For International Women's Day it is always useful to remind ourselves that, even in the Viking Age, women were approximately half of the population. There seems to persist an idea that both Vikings and everything that went on in the Viking Age were somehow entirely a masculine domain. Naturally, I have been trying to nuance this picture for at least thirty years (this year being the anniversary of my Women in the Viking Age (1991), still to my amazement in print after all this time. I suppose it is still useful to people though I hope my ideas have moved on a bit since then.

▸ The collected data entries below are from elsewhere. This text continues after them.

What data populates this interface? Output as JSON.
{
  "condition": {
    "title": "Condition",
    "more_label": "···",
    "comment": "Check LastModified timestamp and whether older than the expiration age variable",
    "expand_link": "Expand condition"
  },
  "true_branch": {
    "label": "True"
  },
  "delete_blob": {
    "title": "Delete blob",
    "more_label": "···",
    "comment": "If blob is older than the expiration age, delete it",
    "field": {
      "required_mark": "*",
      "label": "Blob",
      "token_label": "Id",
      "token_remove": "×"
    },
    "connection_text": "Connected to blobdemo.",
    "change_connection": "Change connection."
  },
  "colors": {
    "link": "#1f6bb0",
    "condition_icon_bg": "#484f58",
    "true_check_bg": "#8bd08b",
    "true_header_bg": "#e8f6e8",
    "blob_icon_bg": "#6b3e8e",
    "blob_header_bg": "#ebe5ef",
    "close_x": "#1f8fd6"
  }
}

Although I haven't been publishing on this topic too much recently, I still often get asked to talk about it, or write in a popular context. So here are some links to what I have said or written about women and other female figures in the Viking Age during the last few years:
- 'In Praise of Queen Astrid' 10-minute talk from the British Academy (March 2021)

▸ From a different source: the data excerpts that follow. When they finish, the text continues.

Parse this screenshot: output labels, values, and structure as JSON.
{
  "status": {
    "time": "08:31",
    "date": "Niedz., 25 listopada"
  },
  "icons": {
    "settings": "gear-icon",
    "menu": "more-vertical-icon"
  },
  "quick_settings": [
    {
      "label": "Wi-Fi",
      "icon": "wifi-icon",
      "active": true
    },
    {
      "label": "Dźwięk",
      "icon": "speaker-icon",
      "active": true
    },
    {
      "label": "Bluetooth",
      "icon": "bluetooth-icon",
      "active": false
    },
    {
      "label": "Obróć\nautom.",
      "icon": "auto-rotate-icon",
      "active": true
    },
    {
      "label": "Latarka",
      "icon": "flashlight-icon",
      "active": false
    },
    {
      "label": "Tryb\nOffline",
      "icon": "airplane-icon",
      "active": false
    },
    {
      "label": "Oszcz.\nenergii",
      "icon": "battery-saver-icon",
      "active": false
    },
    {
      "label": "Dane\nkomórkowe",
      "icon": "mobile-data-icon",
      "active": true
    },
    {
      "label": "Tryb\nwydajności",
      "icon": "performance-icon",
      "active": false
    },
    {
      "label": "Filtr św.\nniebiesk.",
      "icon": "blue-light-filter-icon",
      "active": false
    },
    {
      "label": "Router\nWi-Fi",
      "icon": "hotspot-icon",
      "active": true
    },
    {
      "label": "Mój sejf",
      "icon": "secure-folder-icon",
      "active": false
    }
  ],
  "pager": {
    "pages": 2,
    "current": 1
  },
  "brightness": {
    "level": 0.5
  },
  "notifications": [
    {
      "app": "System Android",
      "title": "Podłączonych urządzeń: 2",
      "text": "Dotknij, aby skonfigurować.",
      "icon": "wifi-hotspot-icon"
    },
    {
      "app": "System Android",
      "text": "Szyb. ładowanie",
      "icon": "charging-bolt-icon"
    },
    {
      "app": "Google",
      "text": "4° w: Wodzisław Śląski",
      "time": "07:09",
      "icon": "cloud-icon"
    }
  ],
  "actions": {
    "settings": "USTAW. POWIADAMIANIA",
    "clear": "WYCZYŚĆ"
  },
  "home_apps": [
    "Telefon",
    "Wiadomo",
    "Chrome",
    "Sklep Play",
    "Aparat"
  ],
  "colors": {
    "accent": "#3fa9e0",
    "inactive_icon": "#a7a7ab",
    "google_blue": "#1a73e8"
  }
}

[the image above is how the late nineteenth-century artist Christian Krohg envisaged Queen Astrid's speech at the Swedish assembly, public domain via Wikimedia Commons]
- ‘Inghen Ruaidh, the Birka Grave and Viking warrior women’ podcast on Not What You Thought You Knew with Fern Riddell and guests (September 2020)
- ‘Valkyries: Fierce women of war’ on BBC World Service, Forum with Bridget Kendall and guests (July 2020)
- 'Viking women at home and at war', History Extra (March 2019)
https://www.historyextra.com/period/viking/vikings-women-home-matriarchs-traders-artisans/
For those particularly interested in shield-maidens, I do have an article forthcoming in the journal Viking.